1. Expansion of Revolving Credit Facility by $100 Million

The GEO Group has successfully amended its Amended Credit Agreement to increase the commitments under its senior secured revolving credit facility from $450 million to $550 million, effective January 20, 2026. This upsizing provides the Company with additional liquidity to fund working capital needs, support ongoing facility operations and pursue strategic growth initiatives. The amendment was negotiated with the Company’s existing syndicate of lead arrangers and lenders, reflecting continued confidence in GEO’s credit profile and operational cash flow stability.

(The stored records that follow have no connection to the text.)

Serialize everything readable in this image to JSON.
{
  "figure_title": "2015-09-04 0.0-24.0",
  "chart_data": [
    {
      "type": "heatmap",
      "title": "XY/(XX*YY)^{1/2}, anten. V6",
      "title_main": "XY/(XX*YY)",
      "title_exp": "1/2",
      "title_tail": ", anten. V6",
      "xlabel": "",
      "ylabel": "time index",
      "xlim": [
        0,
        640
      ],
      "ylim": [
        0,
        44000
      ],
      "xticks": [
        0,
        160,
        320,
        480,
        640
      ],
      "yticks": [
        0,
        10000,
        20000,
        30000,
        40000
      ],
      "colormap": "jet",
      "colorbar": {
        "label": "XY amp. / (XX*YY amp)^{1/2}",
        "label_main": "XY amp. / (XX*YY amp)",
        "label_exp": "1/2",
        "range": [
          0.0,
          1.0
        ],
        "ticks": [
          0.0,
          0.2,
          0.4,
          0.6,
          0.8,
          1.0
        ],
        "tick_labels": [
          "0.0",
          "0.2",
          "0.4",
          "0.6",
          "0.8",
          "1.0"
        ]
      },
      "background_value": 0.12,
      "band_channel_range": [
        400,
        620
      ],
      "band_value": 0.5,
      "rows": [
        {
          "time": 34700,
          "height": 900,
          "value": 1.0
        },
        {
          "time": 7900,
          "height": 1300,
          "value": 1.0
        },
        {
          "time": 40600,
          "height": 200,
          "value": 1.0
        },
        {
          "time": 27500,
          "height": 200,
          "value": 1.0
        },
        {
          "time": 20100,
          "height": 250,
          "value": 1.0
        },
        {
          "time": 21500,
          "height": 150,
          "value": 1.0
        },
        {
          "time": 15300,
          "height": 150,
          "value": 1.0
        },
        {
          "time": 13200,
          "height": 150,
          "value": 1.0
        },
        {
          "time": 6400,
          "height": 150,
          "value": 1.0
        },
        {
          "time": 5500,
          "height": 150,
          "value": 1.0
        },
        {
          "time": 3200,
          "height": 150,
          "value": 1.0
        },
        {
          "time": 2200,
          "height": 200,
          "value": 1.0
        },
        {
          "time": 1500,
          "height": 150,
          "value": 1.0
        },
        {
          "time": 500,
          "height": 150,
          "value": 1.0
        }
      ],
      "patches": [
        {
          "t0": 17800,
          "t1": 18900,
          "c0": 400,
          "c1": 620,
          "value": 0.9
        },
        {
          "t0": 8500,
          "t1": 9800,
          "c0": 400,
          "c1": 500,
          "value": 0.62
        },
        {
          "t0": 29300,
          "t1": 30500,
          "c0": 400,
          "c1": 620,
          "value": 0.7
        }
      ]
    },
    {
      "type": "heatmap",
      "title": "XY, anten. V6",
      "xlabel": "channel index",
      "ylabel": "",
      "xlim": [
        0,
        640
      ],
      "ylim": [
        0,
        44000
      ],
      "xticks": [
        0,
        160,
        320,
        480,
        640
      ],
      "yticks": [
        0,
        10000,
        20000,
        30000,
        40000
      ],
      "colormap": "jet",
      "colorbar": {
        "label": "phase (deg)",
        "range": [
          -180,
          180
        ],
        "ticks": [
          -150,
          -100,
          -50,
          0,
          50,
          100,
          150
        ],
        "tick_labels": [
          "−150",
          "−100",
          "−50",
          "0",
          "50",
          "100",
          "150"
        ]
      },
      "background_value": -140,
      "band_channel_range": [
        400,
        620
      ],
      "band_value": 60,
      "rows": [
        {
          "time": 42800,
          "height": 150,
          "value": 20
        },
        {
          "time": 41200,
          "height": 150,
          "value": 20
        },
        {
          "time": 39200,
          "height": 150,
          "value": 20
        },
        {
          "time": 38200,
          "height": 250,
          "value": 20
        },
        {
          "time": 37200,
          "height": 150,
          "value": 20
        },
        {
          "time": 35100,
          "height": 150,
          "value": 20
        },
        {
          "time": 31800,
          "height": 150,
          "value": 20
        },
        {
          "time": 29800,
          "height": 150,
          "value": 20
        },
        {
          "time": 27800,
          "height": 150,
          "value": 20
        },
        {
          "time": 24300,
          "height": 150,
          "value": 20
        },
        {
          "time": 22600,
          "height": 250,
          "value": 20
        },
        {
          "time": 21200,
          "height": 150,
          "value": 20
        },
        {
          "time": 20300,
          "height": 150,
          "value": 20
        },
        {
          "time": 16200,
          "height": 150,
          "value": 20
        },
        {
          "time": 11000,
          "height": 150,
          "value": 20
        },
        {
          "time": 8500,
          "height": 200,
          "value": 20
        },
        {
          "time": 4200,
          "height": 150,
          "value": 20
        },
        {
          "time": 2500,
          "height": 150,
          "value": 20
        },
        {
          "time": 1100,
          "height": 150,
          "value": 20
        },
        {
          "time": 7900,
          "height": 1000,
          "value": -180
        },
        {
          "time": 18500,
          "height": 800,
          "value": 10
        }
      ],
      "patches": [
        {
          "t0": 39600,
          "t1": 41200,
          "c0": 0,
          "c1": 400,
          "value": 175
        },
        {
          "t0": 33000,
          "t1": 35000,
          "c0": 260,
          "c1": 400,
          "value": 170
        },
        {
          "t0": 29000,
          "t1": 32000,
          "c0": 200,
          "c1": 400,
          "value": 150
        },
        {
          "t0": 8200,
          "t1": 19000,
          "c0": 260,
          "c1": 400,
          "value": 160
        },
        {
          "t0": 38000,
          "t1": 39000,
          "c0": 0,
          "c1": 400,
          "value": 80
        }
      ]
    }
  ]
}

2. Enhanced Financial Flexibility and Covenant Structure

Under the amended facility, GEO retains its four-year tenor and $40 million accordion feature, enabling further incremental borrowing capacity if market conditions permit. The amendment also refines certain covenant calculations, including leverage and interest coverage ratios, to better align with the Company’s seasonal cash flow patterns. These modifications are expected to reduce the risk of covenant breaches during periods of atypical operating expenses, while preserving GEO’s investment-grade credit metrics.

3. Impact on Investment and Capital Deployment

With the increased revolving capacity, GEO can more readily allocate capital toward rehabilitative maintenance, technology upgrades at existing correctional and rehabilitation facilities, and potential acquisitions. Management has indicated that these funds will support the Company’s medium-term target of integrating new facility contracts averaging $50 million in annualized revenue and achieving a consolidated occupancy rate above 90%. Investors should view this liquidity enhancement as a strategic tool to maintain disciplined balance sheet management and fund value-accretive opportunities without immediate reliance on equity markets.